U.S. Army soldiers are now being offered Google Workspace as a potential solution to previous IT issues, months after the service quietly began testing it with users.
C4ISRNET reports that the Army is on the verge of deploying Google for a shortfall of Microsoft 365 licenses. According to Army Times, this would have left dozens of thousands of troops without access to email or other collaboration tools.
Google’s Workspace package passed the Critical Infrastructure Protection Security Level (IL4) authorization in July. This is a significant achievement that has been noted by many other platforms. Google also attained FedRAMP High authorization months prior to this achievement.
The Army deal was made possible by the credentials.
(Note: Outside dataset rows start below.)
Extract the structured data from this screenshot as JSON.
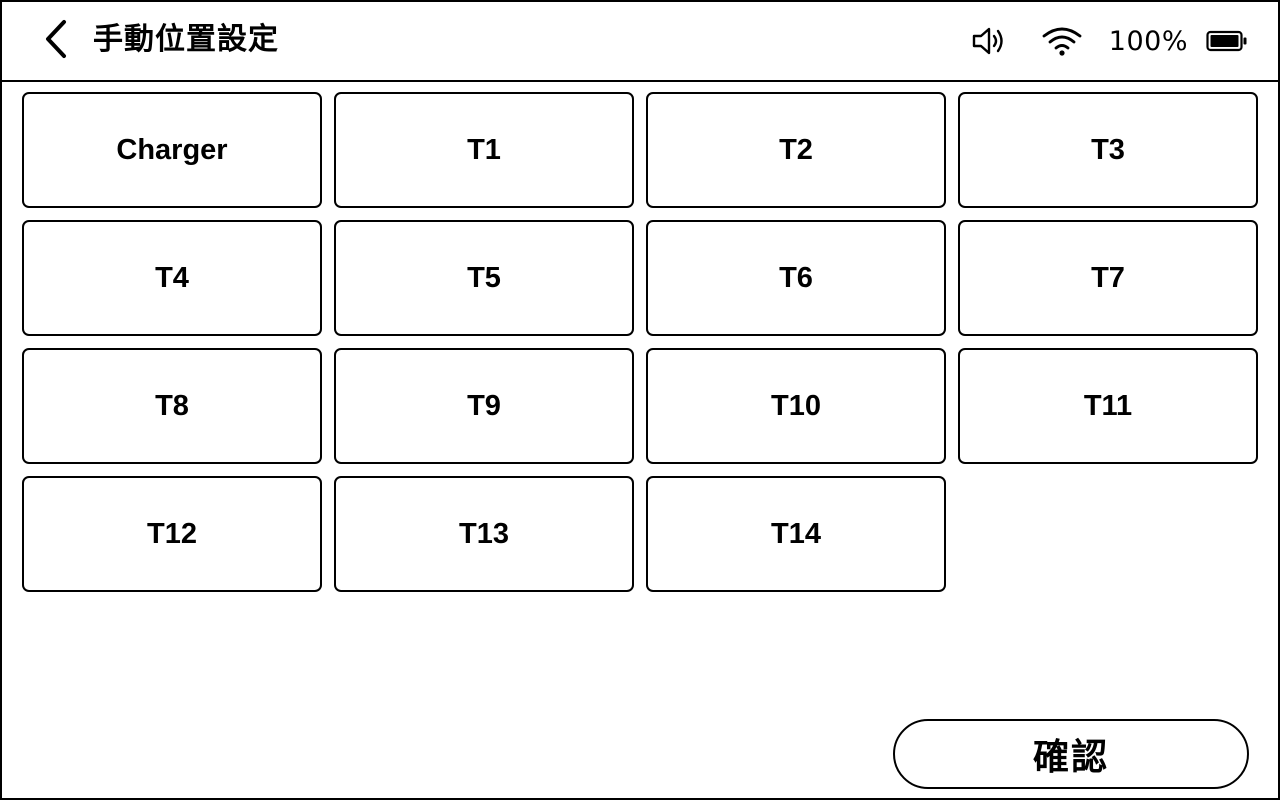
{
  "header": {
    "title": "手動位置設定",
    "back_icon": "chevron-left-icon",
    "status": {
      "volume_icon": "speaker-volume-icon",
      "wifi_icon": "wifi-icon",
      "battery_percent": "100%",
      "battery_level": 1.0,
      "battery_icon": "battery-icon"
    }
  },
  "locations": [
    "Charger",
    "T1",
    "T2",
    "T3",
    "T4",
    "T5",
    "T6",
    "T7",
    "T8",
    "T9",
    "T10",
    "T11",
    "T12",
    "T13",
    "T14"
  ],
  "footer": {
    "confirm_label": "確認"
  },
  "colors": {
    "foreground": "#000000",
    "background": "#ffffff"
  }
}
Iyer wrote that new Army troops entering the Army now receive Google Workspace accounts already. He also confirmed that the last remaining Defense Enterprise Email users will be transitioned to Army Google Workspace over the next few days.
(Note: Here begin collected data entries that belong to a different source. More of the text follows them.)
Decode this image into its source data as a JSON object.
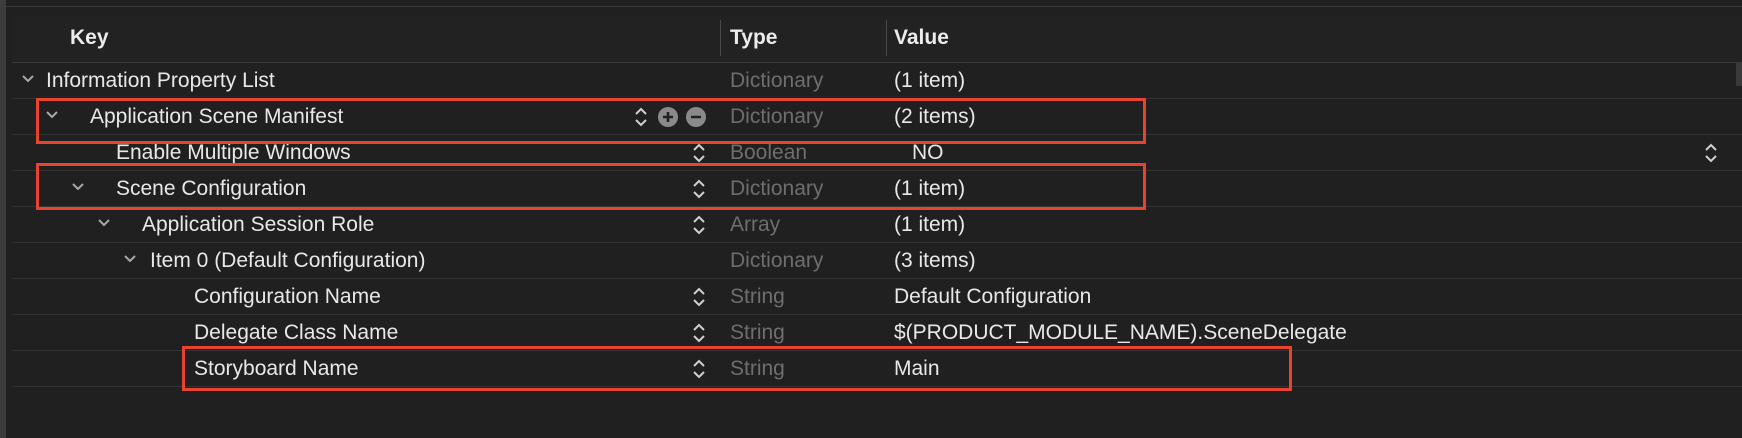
{
  "columns": {
    "key": "Key",
    "type": "Type",
    "value": "Value"
  },
  "rows": [
    {
      "key": "Information Property List",
      "type": "Dictionary",
      "value": "(1 item)"
    },
    {
      "key": "Application Scene Manifest",
      "type": "Dictionary",
      "value": "(2 items)"
    },
    {
      "key": "Enable Multiple Windows",
      "type": "Boolean",
      "value": "NO"
    },
    {
      "key": "Scene Configuration",
      "type": "Dictionary",
      "value": "(1 item)"
    },
    {
      "key": "Application Session Role",
      "type": "Array",
      "value": "(1 item)"
    },
    {
      "key": "Item 0 (Default Configuration)",
      "type": "Dictionary",
      "value": "(3 items)"
    },
    {
      "key": "Configuration Name",
      "type": "String",
      "value": "Default Configuration"
    },
    {
      "key": "Delegate Class Name",
      "type": "String",
      "value": "$(PRODUCT_MODULE_NAME).SceneDelegate"
    },
    {
      "key": "Storyboard Name",
      "type": "String",
      "value": "Main"
    }
  ],
  "colors": {
    "background": "#202020",
    "text": "#e8e8e8",
    "type_text": "#6e6e6e",
    "highlight": "#e8432f"
  },
  "icons": {
    "disclosure": "chevron-down-icon",
    "stepper": "up-down-stepper-icon",
    "add": "plus-circle-icon",
    "remove": "minus-circle-icon"
  }
}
Roughly 250,000 troops will get the new service, which Google confirmed in a blog post. The number aligns with the shortage of Microsoft 365 licenses that Army Times previously identified.
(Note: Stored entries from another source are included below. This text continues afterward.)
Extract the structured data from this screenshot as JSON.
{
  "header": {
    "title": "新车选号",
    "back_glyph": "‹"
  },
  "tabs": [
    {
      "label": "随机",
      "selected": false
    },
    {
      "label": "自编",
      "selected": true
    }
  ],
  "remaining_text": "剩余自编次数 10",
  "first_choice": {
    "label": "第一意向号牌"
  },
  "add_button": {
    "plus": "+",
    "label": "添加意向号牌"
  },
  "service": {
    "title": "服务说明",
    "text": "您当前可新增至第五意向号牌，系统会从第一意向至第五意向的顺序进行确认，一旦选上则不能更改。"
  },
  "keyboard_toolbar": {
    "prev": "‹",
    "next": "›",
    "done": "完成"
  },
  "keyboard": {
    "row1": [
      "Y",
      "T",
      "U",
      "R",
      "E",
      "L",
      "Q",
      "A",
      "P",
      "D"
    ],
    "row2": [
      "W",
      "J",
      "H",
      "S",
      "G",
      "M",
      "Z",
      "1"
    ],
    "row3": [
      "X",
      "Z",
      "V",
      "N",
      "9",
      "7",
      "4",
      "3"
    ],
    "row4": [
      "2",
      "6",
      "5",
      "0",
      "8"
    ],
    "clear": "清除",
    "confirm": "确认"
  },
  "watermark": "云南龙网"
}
After working with the Air Force Research Laboratory and various other federal agencies, Google Workspace is no stranger to government entities. The Army Software Factory was also an early adopter, so they’ll be joining permanently.
At first, the platform was considered a front-runner for troops whose access to official email has been revoked due to the transition from Defense Enterprise Email (DEE) and its mail.mil address to the newer Army 365 system. Though Army 365 includes an army.mil email address, the service decided not all soldiers required it.
Iyer told C4ISRNET and Army Times in July that the Army is committed to providing Soldiers with the communication and collaboration capabilities they need to complete their missions. The CIO added that more information was coming soon.